To ensure non-duplicate prediction results, we need to use the "Hungarian Algorithm": assuming there are $m$ blanks and each blank has $n > m$ candidate answers, we will obtain $m \times n$ scoring sentences. We need to select a unique answer for each blank such that the total score is maximized. In mathematics, this is known as the "Assignment Problem," and the standard solution is the "Hungarian Algorithm." We can directly use scipy.optimize.linear_sum_assignment to solve it. This post-processing algorithm improves accuracy by about 6% compared to simply taking the maximum for each item (which could lead to duplicate answers).
Entity Recognition
The final task is CLUENER, a conventional non-nested Named Entity Recognition (NER) task. Common baselines are BERT+Softmax or BERT+CRF. The one used here is BERT+GlobalPointer, which can also be referenced in "GlobalPointer: A Unified Way to Handle Nested and Non-nested NER". When GlobalPointer is used for NER, it can handle both nested and non-nested cases in a unified manner. My multiple experiments have shown that in non-nested scenarios, GlobalPointer can achieve performance comparable to CRF, with faster training and prediction speeds. Therefore, using GlobalPointer as the baseline for NER is a logical choice.
Effect Comparison
The results for each task on the CLUE test set are compared as follows. Those marked with $_{\text{-old}}$ are the results found on the official CLUE website, and those marked with $_{\text{-our}}$ are the reproduction results from this set of code. The BERT and RoBERTa models here are both base versions; BERT is the original Chinese BERT released by Google, and RoBERTa is the RoBERTa_wwm_ext open-sourced by Harbin Institute of Technology. The large versions will be tested if there is enough computing power and time.
$$
\begin{array}{c}
\text{Classification Tasks} \\
{\begin{array}{c|ccccccc}
\hline
& \text{IFLYTEK} & \text{TNEWS} & \text{AFQMC} & \text{CMNLI} & \text{OCNLI} & \text{WSC} & \text{CSL} \\
\hline
\text{BERT}_{\text{-old}} & 60.29 & 57.42 & 73.70 & 79.69 & 72.20 & 74.60 & 80.36 \\
\text{BERT}_{\text{-our}} & 61.19 & 56.29 & 73.37 & 79.37 & 71.73 & 73.85 & 84.03 \\
\hline
\text{RoBERTa}_{\text{-old}} & 60.31 & \text{-} & 74.04 & 80.51 & \text{-} & \text{-} & 81.00 \\
\text{RoBERTa}_{\text{-our}} & 61.12 & 58.35 & 73.61 & 80.81 & 74.27 & 82.28 & 85.33 \\
\hline
\end{array}}
\end{array}
$$
$$
\begin{array}{c}
\text{Reading Comprehension and NER Tasks} \\
{\begin{array}{c|cccc}
\hline
& \text{CMRC2018} & \text{C3} & \text{CHID} & \text{CLUENER} \\
\hline
\text{BERT}_{\text{-old}} & 71.60 & 64.50 & 82.04 & 78.82 \\
\text{BERT}_{\text{-our}} & 72.10 & 61.33 & 85.13 & 78.68 \\
\hline
\text{RoBERTa}_{\text{-old}} & 75.20 & 66.50 & 83.62 & \text{-} \\
\text{RoBERTa}_{\text{-our}} & 75.40 & 67.11 & 86.04 & 79.38 \\
\hline
\end{array}}
\end{array}
$$
Note: TNEWS and WSC have empty entries for RoBERTa because they updated their test sets later, but the official GitHub did not update their RoBERTa test results in time.
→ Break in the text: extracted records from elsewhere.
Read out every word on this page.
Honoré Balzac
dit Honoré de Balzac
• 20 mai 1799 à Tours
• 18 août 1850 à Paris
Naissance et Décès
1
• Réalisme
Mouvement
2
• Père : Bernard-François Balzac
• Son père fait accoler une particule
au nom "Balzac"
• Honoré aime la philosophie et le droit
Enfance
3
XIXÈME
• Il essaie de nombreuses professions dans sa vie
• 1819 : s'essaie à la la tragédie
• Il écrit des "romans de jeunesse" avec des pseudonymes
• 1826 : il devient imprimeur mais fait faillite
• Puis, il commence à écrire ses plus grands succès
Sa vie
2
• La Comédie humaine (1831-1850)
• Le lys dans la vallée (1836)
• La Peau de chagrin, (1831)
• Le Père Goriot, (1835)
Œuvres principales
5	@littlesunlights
OCNLI and CLUENER have empty entries because the official measurements only provided BERT-base and RoBERTa-large results; RoBERTa-base results were not provided.
Article Summary
This article shared the CLUE evaluation benchmark code constructed based on bert4keras and briefly introduced the modeling ideas for each type of task. This set of baseline code is characterized by being simple, clear, and easy to migrate. It basically reaches the benchmark results claimed by CLUE official, and even performs better in some tasks, so it can be considered a qualified baseline code.